For most of my life I have found myself exploring and enjoying the vast public lands of the western United States. Whether it is hiking, camping, skiing, biking, driving or horseback riding, I can never seem to get enough of the open space that gives me freedom from development and my fellow man.
In traveling to other countries, as well as to the eastern United States, I’ve built an appreciation for the unspoiled land we have available in the West, and the belief that we need to work to save this essential resource that adds immeasurably to our quality of life. As I approach 50, I am amazed at how much growth and development has occurred within my memory, and at how much open land has been converted for man’s use. These are changes that you don’t necessarily notice on a weekly or monthly basis. But, if you take the perspective of many years you start to see the accumulative effects. I don’t want to reach the day when we look back and realize we’ve developed away most of what makes our home in the West unique.
Now, I find myself in the position to help preserve the open lands I cherish, and combine it with the love of animals I’ve had my entire life. The prospect of providing new homes for wild horses and burros is rewarding, but I feel that the land can serve that purpose as well as help other species as well. Every environment that we protect for wild horses and burros has the ability, actually the necessity, to sustain the needs of other species as well.
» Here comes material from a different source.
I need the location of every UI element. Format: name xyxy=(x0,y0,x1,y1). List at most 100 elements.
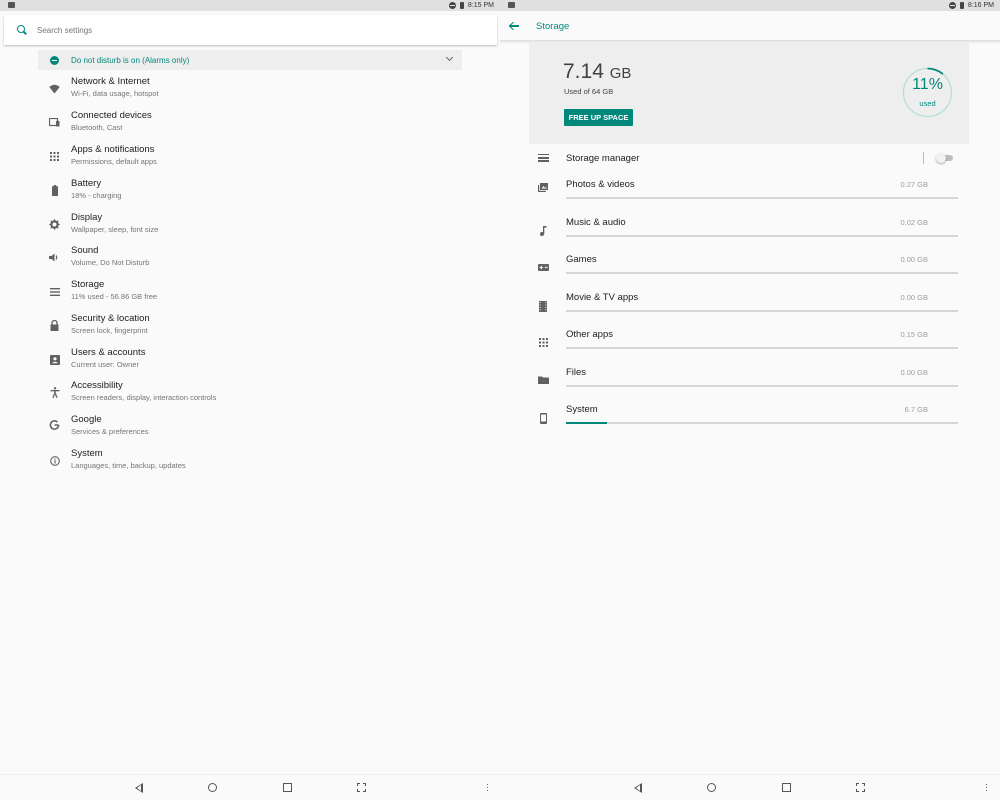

Reading about our Fremont Island Project is a great way to see how we plan to ally ourselves with key groups and people who can make our sanctuaries into model examples of how the land can benefit a multitude of needs. These are the core values of our organization and we look forward to expanding this scope as more people become involved.
Our foundation focuses on helping those horses and burros who have already been removed from public lands, and by reducing the number who will be removed in the future. While navigating this site, you will probably notice that we tend to stay away from the politics that affect wild horses and burros on their native lands. There are many sides of the issue and many people with impassioned opinions about what is the right way to manage the herds. While each of us at Wild Horses of America Foundation does have specific opinions regarding these issues, we feel that we can most effectively promote our goals by staying out of the fray as much as possible.
However, I strongly encourage you to research the many factors that affect wild horses and burros today. Our ISSUES and RESOURCES pages provide a good place to start. The American mustang is an essential part of our western heritage and we hope that people will get involved to help save these iconic animals.